Cyberlink YouCam helps you take photos with the camera, but provides few benefits over Windows 8's built-in camera app. Fresh Paint is an attractive freeware drawing app while iHeartRadio gives you access to over 1,500 free online stations.
Perhaps the most unique app HP includes with the Envy x2 is its own Getting Started with Windows 8 tutorial program. The very detailed program steps you through the new OS with your choice of text or video lessons on the Start Screen, the Charms menu, how to navigate around the UI and the People app.
If you want to install additional programs, you may find them in the Windows Store, which is growing but still missing a number of key apps.
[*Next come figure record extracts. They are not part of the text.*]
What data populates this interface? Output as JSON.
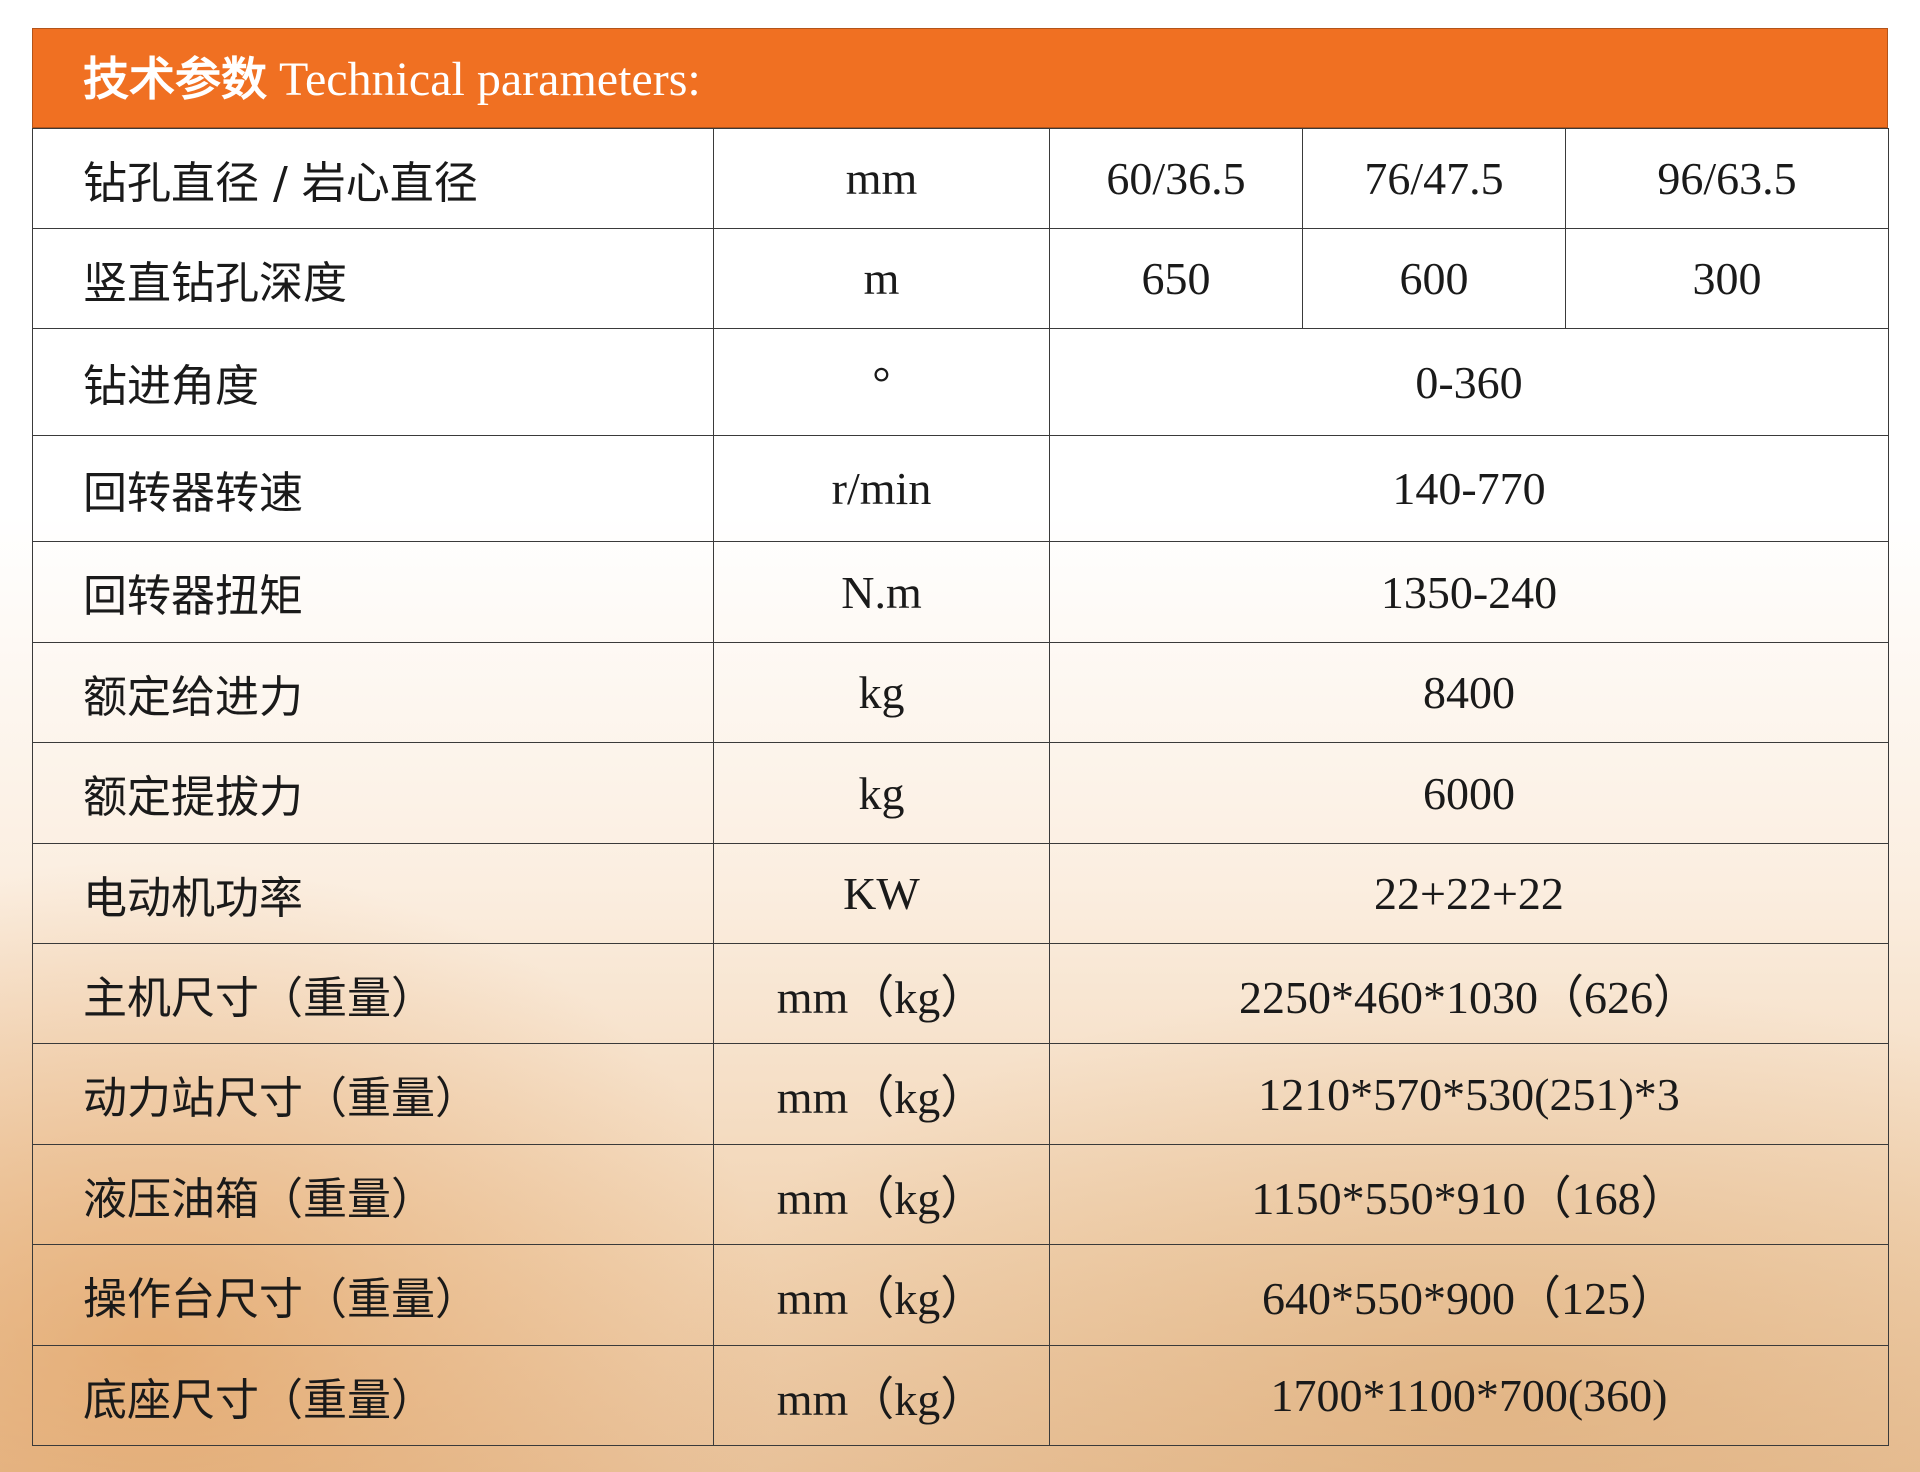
{
  "header": {
    "title_cn": "技术参数",
    "title_en": "Technical parameters:"
  },
  "colors": {
    "header_bg": "#f07022",
    "header_text": "#ffffff"
  },
  "rows": [
    {
      "name": "钻孔直径 / 岩心直径",
      "unit": "mm",
      "values": [
        "60/36.5",
        "76/47.5",
        "96/63.5"
      ]
    },
    {
      "name": "竖直钻孔深度",
      "unit": "m",
      "values": [
        "650",
        "600",
        "300"
      ]
    },
    {
      "name": "钻进角度",
      "unit": "°",
      "value": "0-360"
    },
    {
      "name": "回转器转速",
      "unit": "r/min",
      "value": "140-770"
    },
    {
      "name": "回转器扭矩",
      "unit": "N.m",
      "value": "1350-240"
    },
    {
      "name": "额定给进力",
      "unit": "kg",
      "value": "8400"
    },
    {
      "name": "额定提拔力",
      "unit": "kg",
      "value": "6000"
    },
    {
      "name": "电动机功率",
      "unit": "KW",
      "value": "22+22+22"
    },
    {
      "name": "主机尺寸（重量）",
      "unit": "mm（kg）",
      "value": "2250*460*1030（626）"
    },
    {
      "name": "动力站尺寸（重量）",
      "unit": "mm（kg）",
      "value": "1210*570*530(251)*3"
    },
    {
      "name": "液压油箱（重量）",
      "unit": "mm（kg）",
      "value": "1150*550*910（168）"
    },
    {
      "name": "操作台尺寸（重量）",
      "unit": "mm（kg）",
      "value": "640*550*900（125）"
    },
    {
      "name": "底座尺寸（重量）",
      "unit": "mm（kg）",
      "value": "1700*1100*700(360)"
    }
  ]
}
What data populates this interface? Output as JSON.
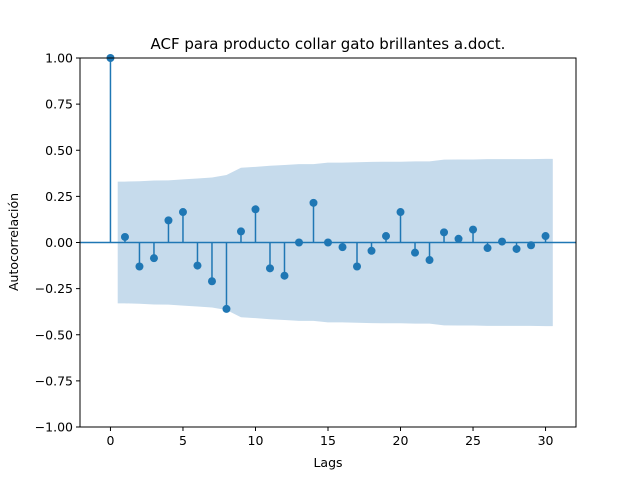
{
  "chart_data": {
    "type": "stem",
    "title": "ACF para producto collar gato brillantes a.doct.",
    "xlabel": "Lags",
    "ylabel": "Autocorrelación",
    "xlim": [
      -2.1,
      32.1
    ],
    "ylim": [
      -1.0,
      1.0
    ],
    "xticks": [
      0,
      5,
      10,
      15,
      20,
      25,
      30
    ],
    "xtick_labels": [
      "0",
      "5",
      "10",
      "15",
      "20",
      "25",
      "30"
    ],
    "yticks": [
      -1.0,
      -0.75,
      -0.5,
      -0.25,
      0.0,
      0.25,
      0.5,
      0.75,
      1.0
    ],
    "ytick_labels": [
      "−1.00",
      "−0.75",
      "−0.50",
      "−0.25",
      "0.00",
      "0.25",
      "0.50",
      "0.75",
      "1.00"
    ],
    "grid": false,
    "colors": {
      "stem": "#1f77b4",
      "band": "#c6dbec"
    },
    "lags": [
      0,
      1,
      2,
      3,
      4,
      5,
      6,
      7,
      8,
      9,
      10,
      11,
      12,
      13,
      14,
      15,
      16,
      17,
      18,
      19,
      20,
      21,
      22,
      23,
      24,
      25,
      26,
      27,
      28,
      29,
      30
    ],
    "acf": [
      1.0,
      0.03,
      -0.13,
      -0.085,
      0.12,
      0.165,
      -0.125,
      -0.21,
      -0.36,
      0.06,
      0.18,
      -0.14,
      -0.18,
      0.0,
      0.215,
      0.0,
      -0.025,
      -0.13,
      -0.045,
      0.035,
      0.165,
      -0.055,
      -0.095,
      0.055,
      0.02,
      0.07,
      -0.03,
      0.005,
      -0.035,
      -0.015,
      0.035
    ],
    "confidence_band": {
      "x": [
        0.5,
        1,
        2,
        3,
        4,
        5,
        6,
        7,
        8,
        9,
        10,
        11,
        12,
        13,
        14,
        15,
        16,
        17,
        18,
        19,
        20,
        21,
        22,
        23,
        24,
        25,
        26,
        27,
        28,
        29,
        30,
        30.5
      ],
      "upper": [
        0.33,
        0.33,
        0.332,
        0.336,
        0.337,
        0.342,
        0.347,
        0.352,
        0.366,
        0.405,
        0.41,
        0.416,
        0.42,
        0.425,
        0.425,
        0.433,
        0.433,
        0.435,
        0.437,
        0.438,
        0.438,
        0.44,
        0.44,
        0.449,
        0.45,
        0.45,
        0.452,
        0.452,
        0.452,
        0.452,
        0.453,
        0.453
      ]
    }
  }
}
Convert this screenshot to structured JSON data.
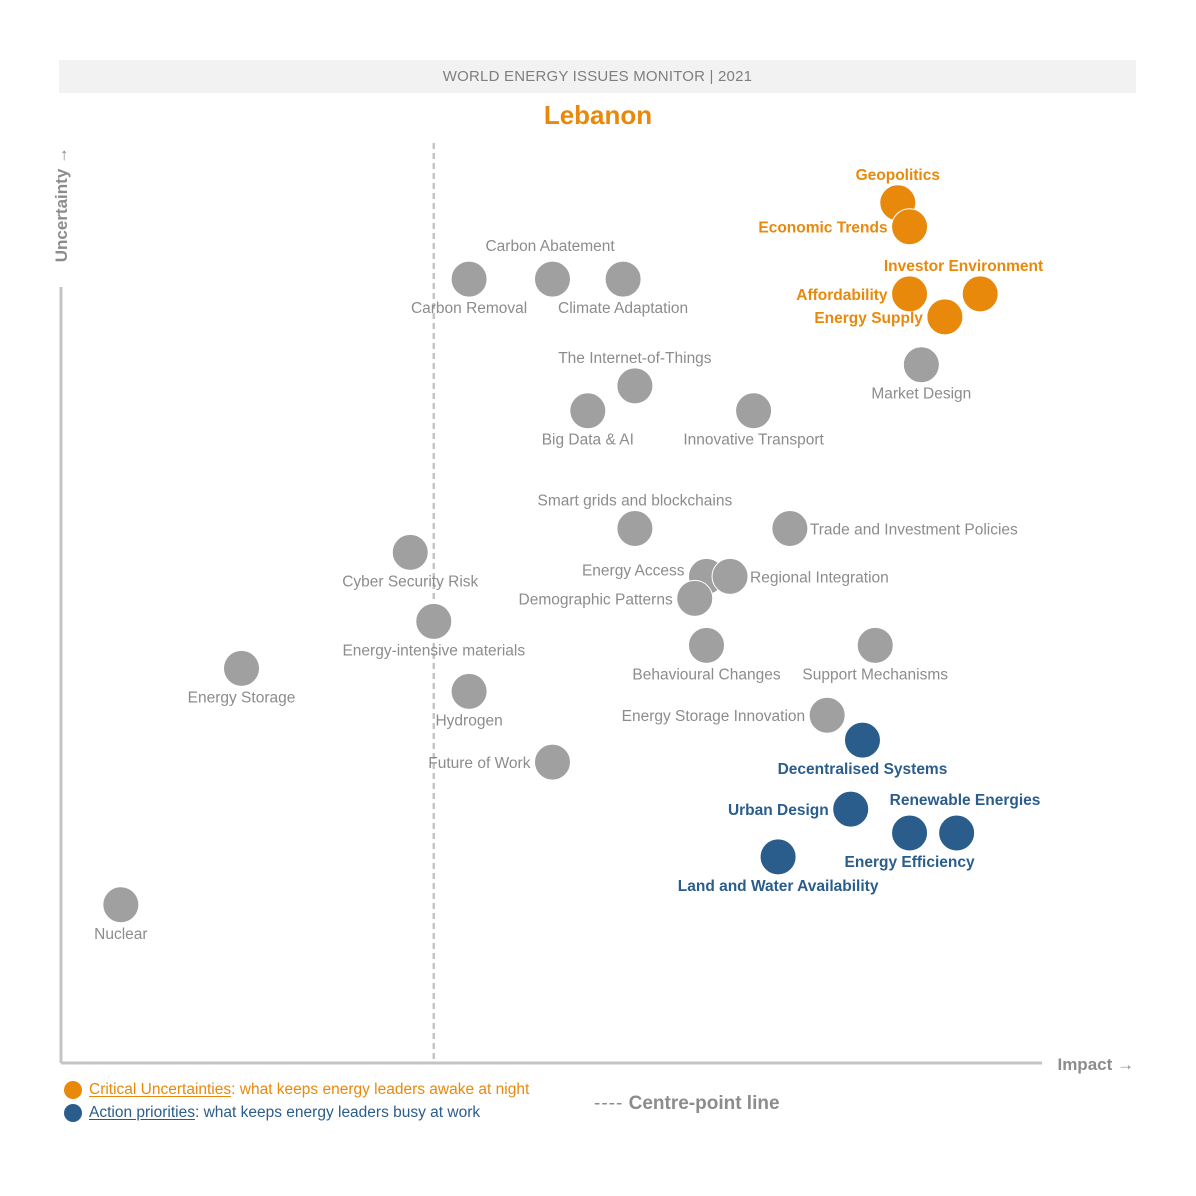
{
  "header": {
    "banner": "WORLD ENERGY ISSUES MONITOR | 2021",
    "country": "Lebanon"
  },
  "colors": {
    "critical": "#e8890c",
    "action": "#2a5d8c",
    "neutral": "#a0a0a0",
    "neutral_label": "#8c8c8c",
    "axis": "#c4c4c4"
  },
  "legend": {
    "critical": {
      "term": "Critical Uncertainties",
      "desc": ": what keeps energy leaders awake at night"
    },
    "action": {
      "term": "Action priorities",
      "desc": ": what keeps energy leaders busy at work"
    },
    "centre_dash": "----",
    "centre_label": " Centre-point line"
  },
  "chart_data": {
    "type": "scatter",
    "title": "Lebanon",
    "xlabel": "Impact",
    "ylabel": "Uncertainty",
    "xlim": [
      0,
      100
    ],
    "ylim": [
      0,
      100
    ],
    "centre_x": 38,
    "arrow": "→",
    "points": [
      {
        "label": "Geopolitics",
        "x": 85.3,
        "y": 93.5,
        "group": "critical",
        "label_pos": "above"
      },
      {
        "label": "Economic Trends",
        "x": 86.5,
        "y": 90.9,
        "group": "critical",
        "label_pos": "left"
      },
      {
        "label": "Investor Environment",
        "x": 93.7,
        "y": 83.6,
        "group": "critical",
        "label_pos": "above-left"
      },
      {
        "label": "Affordability",
        "x": 86.5,
        "y": 83.6,
        "group": "critical",
        "label_pos": "left"
      },
      {
        "label": "Energy Supply",
        "x": 90.1,
        "y": 81.1,
        "group": "critical",
        "label_pos": "left"
      },
      {
        "label": "Carbon Abatement",
        "x": 50.1,
        "y": 85.2,
        "group": "neutral",
        "label_pos": "above-right"
      },
      {
        "label": "Carbon Removal",
        "x": 41.6,
        "y": 85.2,
        "group": "neutral",
        "label_pos": "below"
      },
      {
        "label": "Climate Adaptation",
        "x": 57.3,
        "y": 85.2,
        "group": "neutral",
        "label_pos": "below"
      },
      {
        "label": "Market Design",
        "x": 87.7,
        "y": 75.9,
        "group": "neutral",
        "label_pos": "below"
      },
      {
        "label": "The Internet-of-Things",
        "x": 58.5,
        "y": 73.6,
        "group": "neutral",
        "label_pos": "above"
      },
      {
        "label": "Big Data & AI",
        "x": 53.7,
        "y": 70.9,
        "group": "neutral",
        "label_pos": "below"
      },
      {
        "label": "Innovative Transport",
        "x": 70.6,
        "y": 70.9,
        "group": "neutral",
        "label_pos": "below"
      },
      {
        "label": "Smart grids and blockchains",
        "x": 58.5,
        "y": 58.1,
        "group": "neutral",
        "label_pos": "above"
      },
      {
        "label": "Trade and Investment Policies",
        "x": 74.3,
        "y": 58.1,
        "group": "neutral",
        "label_pos": "right"
      },
      {
        "label": "Cyber Security Risk",
        "x": 35.6,
        "y": 55.5,
        "group": "neutral",
        "label_pos": "below"
      },
      {
        "label": "Energy Access",
        "x": 65.8,
        "y": 52.9,
        "group": "neutral",
        "label_pos": "left-up"
      },
      {
        "label": "Regional Integration",
        "x": 68.2,
        "y": 52.9,
        "group": "neutral",
        "label_pos": "right"
      },
      {
        "label": "Demographic Patterns",
        "x": 64.6,
        "y": 50.5,
        "group": "neutral",
        "label_pos": "left"
      },
      {
        "label": "Energy-intensive materials",
        "x": 38.0,
        "y": 48.0,
        "group": "neutral",
        "label_pos": "below"
      },
      {
        "label": "Behavioural Changes",
        "x": 65.8,
        "y": 45.4,
        "group": "neutral",
        "label_pos": "below"
      },
      {
        "label": "Support Mechanisms",
        "x": 83.0,
        "y": 45.4,
        "group": "neutral",
        "label_pos": "below"
      },
      {
        "label": "Energy Storage",
        "x": 18.4,
        "y": 42.9,
        "group": "neutral",
        "label_pos": "below"
      },
      {
        "label": "Hydrogen",
        "x": 41.6,
        "y": 40.4,
        "group": "neutral",
        "label_pos": "below"
      },
      {
        "label": "Energy Storage Innovation",
        "x": 78.1,
        "y": 37.8,
        "group": "neutral",
        "label_pos": "left"
      },
      {
        "label": "Decentralised Systems",
        "x": 81.7,
        "y": 35.1,
        "group": "action",
        "label_pos": "below"
      },
      {
        "label": "Future of Work",
        "x": 50.1,
        "y": 32.7,
        "group": "neutral",
        "label_pos": "left"
      },
      {
        "label": "Urban Design",
        "x": 80.5,
        "y": 27.6,
        "group": "action",
        "label_pos": "left"
      },
      {
        "label": "Renewable Energies",
        "x": 91.3,
        "y": 25.0,
        "group": "action",
        "label_pos": "above-right"
      },
      {
        "label": "Energy Efficiency",
        "x": 86.5,
        "y": 25.0,
        "group": "action",
        "label_pos": "below"
      },
      {
        "label": "Land and Water Availability",
        "x": 73.1,
        "y": 22.4,
        "group": "action",
        "label_pos": "below"
      },
      {
        "label": "Nuclear",
        "x": 6.1,
        "y": 17.2,
        "group": "neutral",
        "label_pos": "below"
      }
    ]
  }
}
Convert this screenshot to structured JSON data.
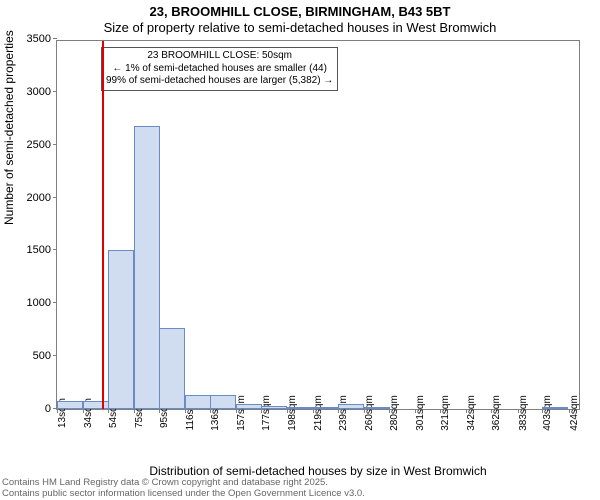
{
  "title": {
    "main": "23, BROOMHILL CLOSE, BIRMINGHAM, B43 5BT",
    "sub": "Size of property relative to semi-detached houses in West Bromwich",
    "fontsize_main": 13,
    "fontsize_sub": 13
  },
  "chart": {
    "type": "histogram",
    "ylabel": "Number of semi-detached properties",
    "xlabel": "Distribution of semi-detached houses by size in West Bromwich",
    "label_fontsize": 12,
    "ylim": [
      0,
      3500
    ],
    "ytick_step": 500,
    "yticks": [
      0,
      500,
      1000,
      1500,
      2000,
      2500,
      3000,
      3500
    ],
    "xlim": [
      13,
      434
    ],
    "xticks": [
      13,
      34,
      54,
      75,
      95,
      116,
      136,
      157,
      177,
      198,
      219,
      239,
      260,
      280,
      301,
      321,
      342,
      362,
      383,
      403,
      424
    ],
    "xtick_suffix": "sqm",
    "tick_fontsize": 11,
    "xtick_fontsize": 10,
    "bar_width_units": 20.5,
    "bar_color": "#d0dcf0",
    "bar_border_color": "#6a8bc8",
    "background_color": "#ffffff",
    "border_color": "#7f7f7f",
    "marker_line": {
      "x": 50,
      "color": "#e00000",
      "width": 2
    },
    "bars": [
      {
        "x_start": 13,
        "value": 80
      },
      {
        "x_start": 34,
        "value": 80
      },
      {
        "x_start": 54,
        "value": 1500
      },
      {
        "x_start": 75,
        "value": 2680
      },
      {
        "x_start": 95,
        "value": 770
      },
      {
        "x_start": 116,
        "value": 130
      },
      {
        "x_start": 136,
        "value": 130
      },
      {
        "x_start": 157,
        "value": 50
      },
      {
        "x_start": 177,
        "value": 30
      },
      {
        "x_start": 198,
        "value": 20
      },
      {
        "x_start": 219,
        "value": 10
      },
      {
        "x_start": 239,
        "value": 50
      },
      {
        "x_start": 260,
        "value": 5
      },
      {
        "x_start": 403,
        "value": 5
      }
    ],
    "annotation": {
      "line1": "23 BROOMHILL CLOSE: 50sqm",
      "line2": "← 1% of semi-detached houses are smaller (44)",
      "line3": "99% of semi-detached houses are larger (5,382) →",
      "box_border": "#555555",
      "box_bg": "#ffffff",
      "fontsize": 10
    }
  },
  "footer": {
    "line1": "Contains HM Land Registry data © Crown copyright and database right 2025.",
    "line2": "Contains public sector information licensed under the Open Government Licence v3.0.",
    "color": "#666666",
    "fontsize": 9.5
  }
}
When we searched the store, we found over 22,000 apps listed but many of these were desktop apps and others were written in foreign languages. Raw numbers aside, there's still no Facebook, Twitter, Gmail, Google+, or Pinterest for Windows 8. When you search for serious graphics applications, you'll find all the Adobe products listed, but they are all desktop apps, as is Microsoft Office. You'll find a few graphically taxing games such as Riptide GP or Judge Dredd versus Zombies, but most of the Windows 8 titles are extremely casual fare like Cockroach Hunter or Solitaire.
Fortunately, unlike the Microsoft Surface with Windows RT, the Envy x2 is capable of running any of the millions of desktop apps that work on Windows 8 and previous versions of Microsoft's OS. So you can run Photoshop, Office or any application that the Envy's processor can handle. However, if you're in slate mode, it may be difficult to navigate around the desktop and target small objects like menu items and window widgets.
HP backs the Envy x2 with a standard one-year warranty on parts and labor. See how HP performed in our most recent Tech Support Showdown and Best and Worst Brands Report.
The HP Envy x2 provides a solid Windows 8 tablet experience with its premium design and colorful screen. Although you get below-average endurance from the slate by itself, we appreciate the nearly 12 hours of battery life supplied by the dock and tablet together. However, when used as a notebook, the system's mediocre performance, uncomfortable keyboard and slippery touchpad make it feel more like an inexpensive netbook than an $849 product.
If you're looking for a less-expensive Windows tablet with keyboard and you can live with a smaller screen, the 10-inch Acer Iconia W510 offers similar performance and longer battery life for $140 less while the Windows RT-based Microsoft Surface with its Touch Cover starts at $599. If you need just a lightweight notebook, the Toshiba Portege Z935 weighs .7 pounds less and packs a lot more performance for the same price. If you just need a tablet, you can spend $500 or less on an iPad or Android slate. However, if you want a lightweight, good-looking Windows 8 tablet and don't need notebook-level performance, the Envy x2 is a versatile choice.